In 1994, his crozier still rested on his bed. I understood what it meant for medieval pilgrims to touch a relic: Romero's crozier was such a relic for me as I lovingly traced my fingers on the ivory medallion set in the middle of the staff. I always will associate gardenias with Romero's house because the sisters had a bowl of sweet-smelling gardenias in the hallway between the sitting room with the display cases of his belongings and his bedroom.
Pilgrims next go to the Catedral Metropolitana de San Salvador, where Romero's body lies. In 1994, the cathedral was still an unfinished building and closed to the public. At the time, Romero's body was upstairs. But in the late 1990s, when the cathedral was finished and repaired after the 1986 earthquake, his body was transferred to the downstairs crypt where it was laid in a large tomb. This tomb became a place of prayer, not just for foreign pilgrims, but also for Salvadorans.
Every time I have gone to Romero's tomb to pray, I have done so in the company of men, women and children. I have seen weeping people lay their heads on the tomb, children light votives at the foot of the tomb, and others hold hands as they pray out loud. I always found strength by placing my hands on his tomb. Romero's presence still is very alive for Salvadorans -- they already call him "San Romero" as well as simply "Monseñor."
Memorial garden
After visiting the cathedral, pilgrims cross the capitol city to the University of Central America, where on November 16, 1989, six Jesuit priests, their housekeeper and her daughter were shot to death with AK47s by the elite military corps of the Salvadoran Army, the Atlacatl Battalion. Their bodies were discovered in a garden behind their residence.
To this date, the garden blooms with hundreds of roses on the rose bushes that were planted alongside the memorial plaque with their names. Pilgrims typically pick up a rose petal or two to take home with them as a reminder of that holy place.

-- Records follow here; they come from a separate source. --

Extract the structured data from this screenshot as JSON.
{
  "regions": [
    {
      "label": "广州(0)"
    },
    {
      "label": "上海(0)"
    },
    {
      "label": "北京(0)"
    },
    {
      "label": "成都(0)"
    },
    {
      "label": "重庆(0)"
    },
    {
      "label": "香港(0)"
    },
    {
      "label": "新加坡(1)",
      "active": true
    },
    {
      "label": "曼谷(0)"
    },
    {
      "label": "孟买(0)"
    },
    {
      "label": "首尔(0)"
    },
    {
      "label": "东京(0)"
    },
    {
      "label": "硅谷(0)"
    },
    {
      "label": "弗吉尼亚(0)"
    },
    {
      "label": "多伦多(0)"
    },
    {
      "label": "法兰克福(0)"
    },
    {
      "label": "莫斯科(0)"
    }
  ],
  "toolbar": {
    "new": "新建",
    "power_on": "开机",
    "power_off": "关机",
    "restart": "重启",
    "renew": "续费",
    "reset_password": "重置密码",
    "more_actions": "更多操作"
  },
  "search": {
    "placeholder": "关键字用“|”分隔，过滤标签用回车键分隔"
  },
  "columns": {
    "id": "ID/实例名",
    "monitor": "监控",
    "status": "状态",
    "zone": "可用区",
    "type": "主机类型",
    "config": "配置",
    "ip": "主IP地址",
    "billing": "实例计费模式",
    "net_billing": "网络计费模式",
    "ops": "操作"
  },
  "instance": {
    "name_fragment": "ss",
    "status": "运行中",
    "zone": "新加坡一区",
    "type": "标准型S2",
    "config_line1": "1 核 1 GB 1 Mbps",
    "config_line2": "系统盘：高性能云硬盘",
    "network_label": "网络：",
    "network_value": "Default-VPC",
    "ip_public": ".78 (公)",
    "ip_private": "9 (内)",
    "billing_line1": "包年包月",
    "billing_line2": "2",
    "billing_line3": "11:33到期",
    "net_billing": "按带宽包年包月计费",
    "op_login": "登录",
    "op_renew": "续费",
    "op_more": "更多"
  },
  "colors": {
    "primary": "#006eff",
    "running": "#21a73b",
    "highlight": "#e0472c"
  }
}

More recently, in the large central park of San Salvador, Parque Cuscatlán, a portion of the 75,000 disappeared or murdered war victims is remembered on a granite wall, Nombres para no olvidar (Names not to be forgotten), that is very reminiscent of the Vietnam Memorial. No one name stands out -- they all are etched in the same size font. The Anglican Episcopal Church of El Salvador, with help from members of the Diocese of Vermont, contributed to its construction.
Just as in Washington, D.C., people come to trace their loved one's name, to tape a plastic flower to the wall by the person's name or simply to walk the full length of the mural to take in the country's loss. At present, only 5,000 names are up; there are at least eight blank panels for future additions as the money is raised.
Wherever one travels in El Salvador, one can feel the blood of the martyrs seeping up through the dusty dirt. I always have been reminded of the Hebrew rendering for "bloodshed" [damîm], which is simply the word, "blood" (dam) put into the plural, as though the millions of drops of blood spilled onto the land of El Salvador have multiplied into a cry that one feels by traveling to these sites of remembrance.
My life has been altered by discovering these pilgrimage places. Consequently, as long as I am able to return to El Salvador, I will return to these places, because they remind me of what it means to witness to God. They remind me of the worst of humankind's actions -- the capacity to kill; and the best of humanity's actions -- the capacity to forgive. They remind me of the great communion of saints, "the whole family of God, the living and the dead, those whom we love and those whom we hurt, bound together by Christ and sacrament, prayer and praise" (BCP, Catechism, 862). They are bound to me as I to them.
Editor's note: General Convention meeting in Columbus, Ohio, last year approved for trial use the feast day of Oscar Romero and the martyrs of El Salvador, March 24.